Employers will not incur automatic PAYE filing penalties for delays of up to three days with effect from March 2015. HMRC has said that going forward late payment penalties will continue to be reviewed on a risk-assessed basis rather than being issued automatically. However, there is no change in the filing deadlines and PAYE filings should still be made on or before the relevant payment date.
In addition, to prevent unnecessary penalties being issued, HMRC will close around 15,000 PAYE schemes that have not made a PAYE report since April 2013 and which appear to have ceased. The affected schemes will be notified about the planned closure and what to do if they are, or should be, operating PAYE.
Employers who have received an in-year late filing penalty for the period 6 October 2014 to 5 January 2015, and were three days late or less should appeal online by completing the 'Other' box and add 'Return filed within 3 days'. HMRC has also published a discussion document examining other potential improvements to the way in which penalties apply and for failing to pay what is owed or to meet deadlines for returns or registration. The consultation is open for comment until 11 May.
Nearly all VAT registered businesses must submit VAT returns online and make any payments due electronically. VAT registered businesses can file VAT returns using either HMRC's free online software or using commercially produced software. In either case, businesses must have already registered and enrolled for the VAT Online service in order to submit a VAT Return online. HMRC has recently updated the list of commercial software providers that have been successfully tested with HMRC and can be used to submit VAT returns online.
HMRC guidance includes information on what figures should be included in each of the boxes 1 to 9 on a VAT return. The guidance also confirms which boxes within an online VAT return are calculated automatically. Businesses that submit VAT returns should ensure that no box is left blank. For online VAT returns a minus sign should be entered before the figure for negative amounts and 0.00 in boxes were 'none' or 'not applicable' would have been entered on a paper VAT return. Businesses should ensure that they keep a copy of the submission receipt reference number when a return is filed.
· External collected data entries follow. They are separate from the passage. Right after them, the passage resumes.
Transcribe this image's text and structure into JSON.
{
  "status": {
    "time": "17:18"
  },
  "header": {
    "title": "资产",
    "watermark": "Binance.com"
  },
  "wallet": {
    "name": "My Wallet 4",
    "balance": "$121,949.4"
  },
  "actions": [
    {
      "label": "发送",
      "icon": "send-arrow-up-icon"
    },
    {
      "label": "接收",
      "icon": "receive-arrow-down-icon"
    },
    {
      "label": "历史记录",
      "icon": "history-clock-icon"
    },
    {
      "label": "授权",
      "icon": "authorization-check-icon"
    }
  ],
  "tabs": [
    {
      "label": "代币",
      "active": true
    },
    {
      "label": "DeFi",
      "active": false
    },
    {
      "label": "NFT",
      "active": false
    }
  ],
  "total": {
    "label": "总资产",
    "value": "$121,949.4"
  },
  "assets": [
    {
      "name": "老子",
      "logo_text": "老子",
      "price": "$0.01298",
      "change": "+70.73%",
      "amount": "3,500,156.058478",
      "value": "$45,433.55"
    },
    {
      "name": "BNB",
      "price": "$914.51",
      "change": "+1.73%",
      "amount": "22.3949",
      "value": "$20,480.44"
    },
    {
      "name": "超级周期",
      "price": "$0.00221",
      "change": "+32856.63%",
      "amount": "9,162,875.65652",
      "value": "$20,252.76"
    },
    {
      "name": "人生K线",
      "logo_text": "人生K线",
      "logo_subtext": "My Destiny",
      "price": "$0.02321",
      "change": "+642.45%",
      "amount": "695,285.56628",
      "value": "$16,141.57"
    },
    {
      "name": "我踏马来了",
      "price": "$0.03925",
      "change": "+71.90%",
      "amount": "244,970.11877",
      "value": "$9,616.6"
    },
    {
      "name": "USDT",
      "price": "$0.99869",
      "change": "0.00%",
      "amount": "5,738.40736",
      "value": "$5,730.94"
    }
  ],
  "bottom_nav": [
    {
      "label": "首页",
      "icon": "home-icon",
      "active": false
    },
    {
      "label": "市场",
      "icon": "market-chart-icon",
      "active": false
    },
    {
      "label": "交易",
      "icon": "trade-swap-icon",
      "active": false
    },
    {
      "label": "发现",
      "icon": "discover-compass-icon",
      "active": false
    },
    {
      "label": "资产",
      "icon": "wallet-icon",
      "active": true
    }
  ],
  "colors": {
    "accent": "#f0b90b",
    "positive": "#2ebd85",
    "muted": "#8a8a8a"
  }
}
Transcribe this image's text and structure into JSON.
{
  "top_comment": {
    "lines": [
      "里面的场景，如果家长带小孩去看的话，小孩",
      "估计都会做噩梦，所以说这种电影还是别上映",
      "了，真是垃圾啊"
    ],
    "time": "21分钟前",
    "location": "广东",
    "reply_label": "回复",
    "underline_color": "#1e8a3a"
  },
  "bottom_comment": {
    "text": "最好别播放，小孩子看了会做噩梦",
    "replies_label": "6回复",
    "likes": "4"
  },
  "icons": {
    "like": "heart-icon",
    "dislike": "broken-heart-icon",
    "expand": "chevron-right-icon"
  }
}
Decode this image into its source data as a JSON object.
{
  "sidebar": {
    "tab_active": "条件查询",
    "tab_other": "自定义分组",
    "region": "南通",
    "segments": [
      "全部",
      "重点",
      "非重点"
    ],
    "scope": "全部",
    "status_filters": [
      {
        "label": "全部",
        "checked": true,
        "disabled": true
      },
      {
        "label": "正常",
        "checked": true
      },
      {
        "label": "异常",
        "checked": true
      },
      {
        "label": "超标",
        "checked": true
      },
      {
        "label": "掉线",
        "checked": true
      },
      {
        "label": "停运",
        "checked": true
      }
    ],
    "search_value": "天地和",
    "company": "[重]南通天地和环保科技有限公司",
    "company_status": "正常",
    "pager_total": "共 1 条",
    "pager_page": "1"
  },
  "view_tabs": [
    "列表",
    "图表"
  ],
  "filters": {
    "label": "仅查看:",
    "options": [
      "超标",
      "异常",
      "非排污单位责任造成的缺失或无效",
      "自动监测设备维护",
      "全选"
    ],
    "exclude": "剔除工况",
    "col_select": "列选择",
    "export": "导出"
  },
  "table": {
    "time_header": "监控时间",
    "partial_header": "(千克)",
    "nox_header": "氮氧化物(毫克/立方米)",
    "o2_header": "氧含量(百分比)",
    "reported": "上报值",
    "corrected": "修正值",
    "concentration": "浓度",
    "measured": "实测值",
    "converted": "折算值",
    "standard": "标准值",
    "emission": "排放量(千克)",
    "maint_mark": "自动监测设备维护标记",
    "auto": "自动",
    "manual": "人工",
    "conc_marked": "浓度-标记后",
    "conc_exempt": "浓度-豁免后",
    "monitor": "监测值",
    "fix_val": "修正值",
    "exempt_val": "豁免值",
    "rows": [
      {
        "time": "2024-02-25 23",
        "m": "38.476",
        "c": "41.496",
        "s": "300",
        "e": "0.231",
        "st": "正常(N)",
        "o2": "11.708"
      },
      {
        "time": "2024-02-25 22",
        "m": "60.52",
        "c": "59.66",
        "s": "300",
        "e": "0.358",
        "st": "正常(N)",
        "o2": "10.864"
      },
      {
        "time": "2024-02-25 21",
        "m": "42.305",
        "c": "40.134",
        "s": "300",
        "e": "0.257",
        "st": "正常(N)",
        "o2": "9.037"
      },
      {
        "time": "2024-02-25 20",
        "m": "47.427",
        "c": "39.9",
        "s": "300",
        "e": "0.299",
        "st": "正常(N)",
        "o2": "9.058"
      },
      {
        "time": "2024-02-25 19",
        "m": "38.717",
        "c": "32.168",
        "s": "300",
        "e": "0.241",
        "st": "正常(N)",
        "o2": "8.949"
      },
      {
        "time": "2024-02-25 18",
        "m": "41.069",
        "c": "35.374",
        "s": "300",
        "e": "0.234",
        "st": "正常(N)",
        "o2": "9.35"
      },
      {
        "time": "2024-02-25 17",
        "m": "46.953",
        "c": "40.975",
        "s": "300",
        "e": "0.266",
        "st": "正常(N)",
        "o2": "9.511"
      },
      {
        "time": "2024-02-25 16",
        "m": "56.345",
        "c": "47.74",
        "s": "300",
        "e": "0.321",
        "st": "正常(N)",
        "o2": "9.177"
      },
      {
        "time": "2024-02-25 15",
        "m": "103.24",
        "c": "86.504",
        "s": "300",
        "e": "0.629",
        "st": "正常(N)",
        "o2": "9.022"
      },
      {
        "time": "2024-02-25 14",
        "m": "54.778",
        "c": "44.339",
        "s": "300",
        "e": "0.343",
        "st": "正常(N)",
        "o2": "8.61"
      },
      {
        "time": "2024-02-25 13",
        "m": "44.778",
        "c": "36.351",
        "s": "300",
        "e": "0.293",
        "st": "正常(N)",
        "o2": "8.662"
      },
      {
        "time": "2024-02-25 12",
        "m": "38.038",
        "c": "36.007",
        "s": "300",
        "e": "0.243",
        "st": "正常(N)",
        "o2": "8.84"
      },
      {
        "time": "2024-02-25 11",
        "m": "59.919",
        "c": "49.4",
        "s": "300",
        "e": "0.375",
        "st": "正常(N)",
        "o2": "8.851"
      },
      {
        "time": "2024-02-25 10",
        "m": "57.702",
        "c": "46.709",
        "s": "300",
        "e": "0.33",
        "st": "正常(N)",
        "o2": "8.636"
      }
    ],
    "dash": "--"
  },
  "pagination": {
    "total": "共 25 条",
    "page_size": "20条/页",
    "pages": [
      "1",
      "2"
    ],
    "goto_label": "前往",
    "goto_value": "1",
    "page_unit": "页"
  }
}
HMRC recently agreed to relax the rules that allow businesses to file by telephone if they can satisfy HMRC that it is not practical to file returns electronically due to their age, disability, computer illiteracy, remoteness of location, or any other reason. If telephone filing is similarly impracticable, affected VAT registered businesses may submit paper returns.>
The new marriage allowance came into force on 6 April 2015 and allows some couples to share part of their personal tax-free allowance. The marriage allowance is available to married couples and those in a civil partnership where a spouse or civil partner doesn't pay tax or doesn't pay tax above the basic rate threshold for Income Tax.
The new allowance will allow the lower earning partner to transfer up to £1,060 of their personal tax-free allowance to a spouse or civil partner. The marriage allowance can be used when the recipient of the transfer doesn't pay more than the basic rate of Income Tax. This could result in a saving of up to £212 for the recipient (20% of £1,060) or around £17.66 a month.
There is a webpage on GOV.UK where one person in a couple can register their interest to receive the new marriage allowance. The registration details can only be completed online and it should take no more than three minutes to enter all the required details. Once submitted, HMRC will then confirm the expression of interest by email.
The next step will be receiving a further email from HMRC inviting couples who have registered an interest to apply. HMRC began sending the emails on 20 April and will continue to do so until 29 May 2015. Taxpayers will be asked to use the new GOV.UK Verify service before applying. There will also be an option to contact HMRC by phone. HMRC will only be sending emails to those that had registered their interest in the scheme.